AI: "Always allow" tool button should only apply to the current tool, not all tools
Summary
A button that looks like it's meant to always allow a specific tool puts "always_allow_tool_actions": true in your config, allowing every tool to be used without confirmation.
Description
Steps to trigger the problem:
- Install the "Context7 MCP Server" extension.
- Delete the
agentsection in your zed config if you have one and save the config. - Ask
Claude 3.7 Sonnetfrom theZedprovider to look up the id of something using the resolve-library-id tool added by the extension. If it makes a difference I observe the behavior during the pro trial period. - When asked if you want to allow the tool, press what appears to be a button to always allow this tool, since this is a rather safe tool that shouldn't need confirmation.
- Ask it to use another, unrelated tool that should require user confirmation, like
terminal.
Actual Behavior: It uses the other tool without asking for confirmation.
Expected Behavior: It should ask for confirmation before running the other tool, since you have not always allowed the other tool, only the resolve-library-id tool.
Additional details
It appears the button in question adds a config option to your config to allow any tool, not just the specific tool. From context it very much appears to be a button that's meant to only allow the specific tool. It's inside a box with the tools name, and next to other button pertaining only to the specific tool.
Either it is meant to be the "always allow this tool" button like it appears to be, in which case the bug is that it puts the wrong config option in your config, or it's meant to be an "always allow any tool" button, in which case the bug is that it's not presented as such.
I got very surprised when the agent started running cargo commands to build and run my project without me having to confirm it first. I didn't even know there was a terminal tool, It's not listed among the tools you can configure when you go to customize a profile, and that was the first time I saw it being used.
Zed Version and System Specs
Zed: v0.185.13 (Zed) OS: Linux Wayland arch unknown Memory: 60.4 GiB Architecture: x86_64 GPU: AMD Radeon RX 5700 XT (RADV NAVI10) || radv || Mesa 25.0.5-arch1.1
For safety reasons there are a lot of things like this that would be very helpful. For example, I would like the agent to run test commands like pytest or vitest as often as it wants, but other commands or tools might be much more dangerous an require an "always ask" workflow
I second this. The current UI does not make it clear, whether I would "always allow" only this specific shell command, or any shell command.
Having a way to allow a specific list of shell commands (e.g. cargo check or cargo test) would be very helpful.
I'd like to be able to control this behaviour on a per MCP tool basis.
I would always allow plain read-only tools, while I would want confirmations for all potentially mutating tools.
This works as expected, but I agree that this is not the ideal solution/can be confusing.

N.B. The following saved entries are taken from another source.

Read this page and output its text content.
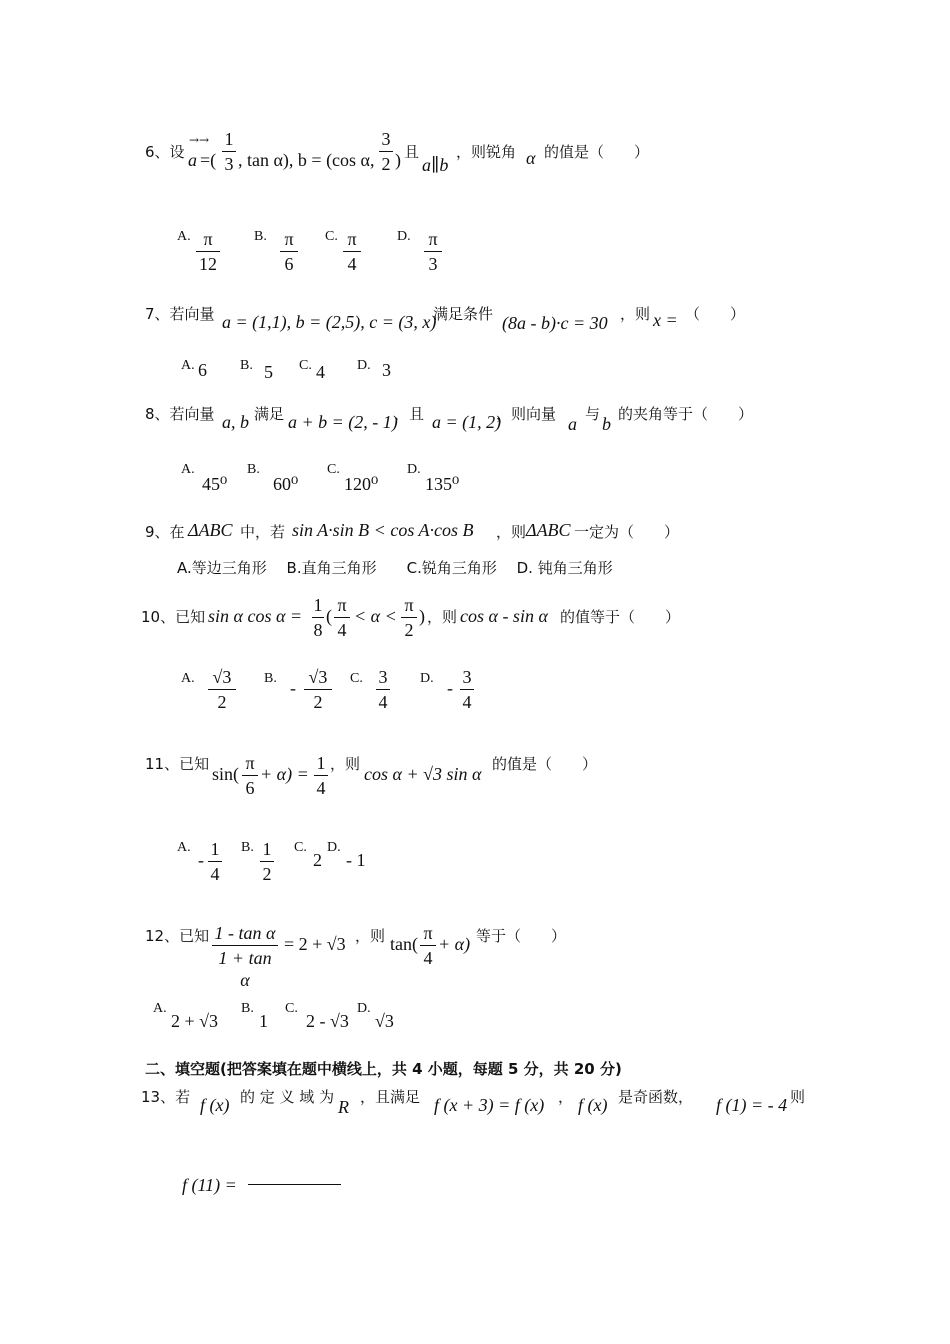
6、设
→→
a =(
1
3 , tan α), b = (cos α,
3
2 ) 且
a∥b
，则锐角 α 的值是（　　）
A. π
12
B. π
6
C. π
4
D. π
3
7、若向量 a = (1,1), b = (2,5), c = (3, x)
满足条件 (8a - b)·c = 30 ，则 x = （　　）
A. 6 B. 5 C. 4 D. 3
8、若向量 a, b 满足 a + b = (2, - 1)
，且 a = (1, 2)
，则向量 a 与 b 的夹角等于（　　）
A.
45⁰
B.
60⁰
C.
120⁰
D.
135⁰
9、在 ΔABC 中，若 sin A·sin B < cos A·cos B ，则 ΔABC 一定为（　　）
A.等边三角形　 B.直角三角形　　C.锐角三角形　 D. 钝角三角形
10、已知 sin α cos α =
1
8
(
π
4
< α <
π
2
) ，则 cos α - sin α 的值等于（　　）
A. √3
2
B. -
√3
2
C. 3
4
D. -
3
4
11、已知 sin(
π
6
+ α) =
1
4
，则 cos α + √3 sin α 的值是（　　）
A.
-
1
4
B. 1
2
C.
2
D.
- 1
12、已知 1 - tan α
1 + tan α
= 2 + √3 ，则 tan(
π
4
+ α) 等于（　　）
A.
2 + √3
B.
1
C.
2 - √3
D.
√3
二、填空题(把答案填在题中横线上，共 4 小题，每题 5 分，共 20 分)
13、若 f (x) 的 定 义 域 为 R ，且满足 f (x + 3) = f (x) ， f (x) 是奇函数， f (1) = - 4 则
f (11) =
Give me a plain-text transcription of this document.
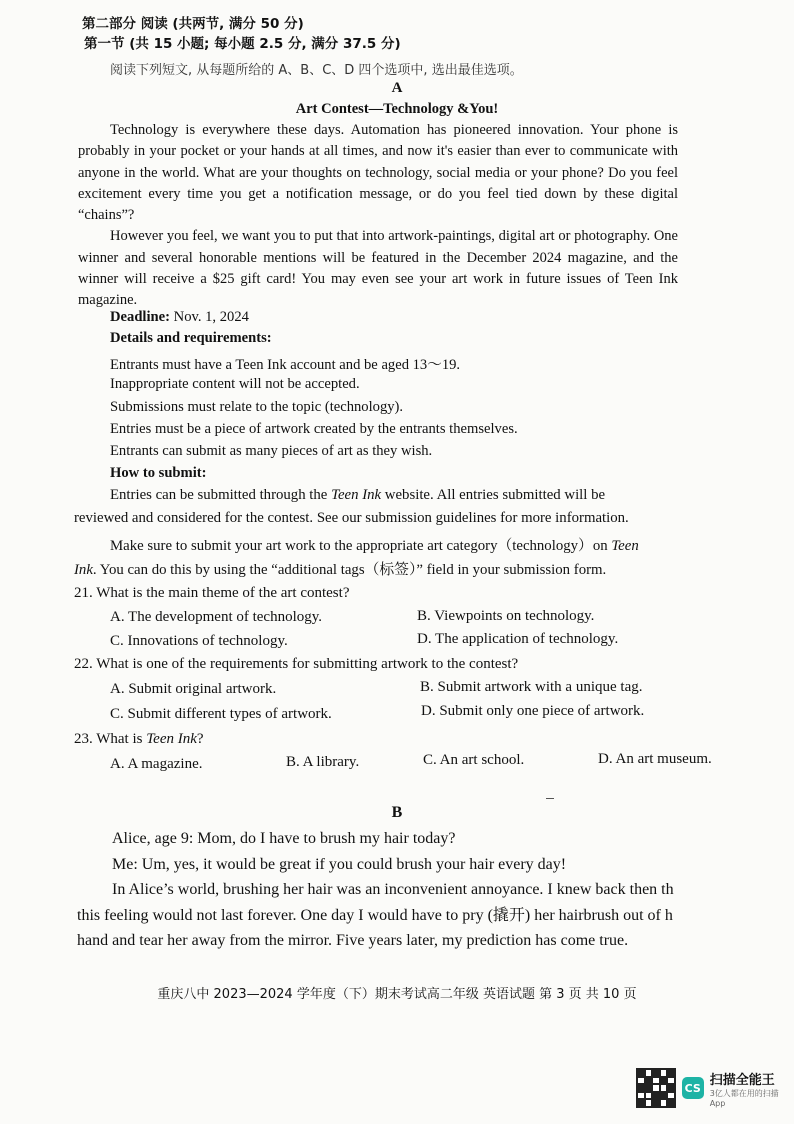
第二部分 阅读 (共两节, 满分 50 分)
第一节 (共 15 小题; 每小题 2.5 分, 满分 37.5 分)
阅读下列短文, 从每题所给的 A、B、C、D 四个选项中, 选出最佳选项。
A
Art Contest—Technology &You!

Technology is everywhere these days. Automation has pioneered innovation. Your phone is probably in your pocket or your hands at all times, and now it's easier than ever to communicate with anyone in the world. What are your thoughts on technology, social media or your phone? Do you feel excitement every time you get a notification message, or do you feel tied down by these digital “chains”?

However you feel, we want you to put that into artwork-paintings, digital art or photography. One winner and several honorable mentions will be featured in the December 2024 magazine, and the winner will receive a $25 gift card! You may even see your art work in future issues of Teen Ink magazine.

Deadline: Nov. 1, 2024
Details and requirements:
Entrants must have a Teen Ink account and be aged 13～19.
Inappropriate content will not be accepted.
Submissions must relate to the topic (technology).
Entries must be a piece of artwork created by the entrants themselves.
Entrants can submit as many pieces of art as they wish.
How to submit:
Entries can be submitted through the Teen Ink website. All entries submitted will be
reviewed and considered for the contest. See our submission guidelines for more information.
Make sure to submit your art work to the appropriate art category（technology）on Teen
Ink. You can do this by using the “additional tags（标签）” field in your submission form.
21. What is the main theme of the art contest?
A. The development of technology.	B. Viewpoints on technology.
C. Innovations of technology.	D. The application of technology.
22. What is one of the requirements for submitting artwork to the contest?
A. Submit original artwork.	B. Submit artwork with a unique tag.
C. Submit different types of artwork.	D. Submit only one piece of artwork.
23. What is Teen Ink?
A. A magazine.	B. A library.	C. An art school.	D. An art museum.
B

Alice, age 9: Mom, do I have to brush my hair today?

Me: Um, yes, it would be great if you could brush your hair every day!

In Alice’s world, brushing her hair was an inconvenient annoyance. I knew back then th

this feeling would not last forever. One day I would have to pry (撬开) her hairbrush out of h

hand and tear her away from the mirror. Five years later, my prediction has come true.

重庆八中 2023—2024 学年度（下）期末考试高二年级 英语试题 第 3 页 共 10 页
CS
扫描全能王
3亿人都在用的扫描App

We have plans to rework this feature in the coming weeks (similar to how it is described in this issue).
I would
always allowplain read-only tools, while I would want confirmations for all potentially mutating tools.
Risky:
- A read only tools may be pulling in sensitive data from a database the user doesn't want to send to OpenAI in a particular instance.
- There isn't a standard way to mark a particular MCP tool as having readonly properties, nor is there a way to enforce it should an MCP tool claim it to be.
Claude Code is an example of where this is done poorly in my opinion. I don't have a golden idea of what to do here, given the inherent poor security design of MCP. One idea with many holes in itself is to get an LLM (with custom prompt evalled for this particular purpose) to "vet" risk of a tool call in each instance with access to the tool call parameters (without context from the session so it's not biased towards allowing it in favor of task getting completed faster, as well reducing risk of prompt injection).
I saw that another issue was closed as a duplicate of this one but I think the spec from https://github.com/zed-industries/zed/issues/34429 is worthy of being included in this issue, having that kind of granular and pattern based control would be super helpful
+1 for this, I'm currently having to manually confirm each and every small script, since there's no way to only allow a safe subset of them (via regex or something similar).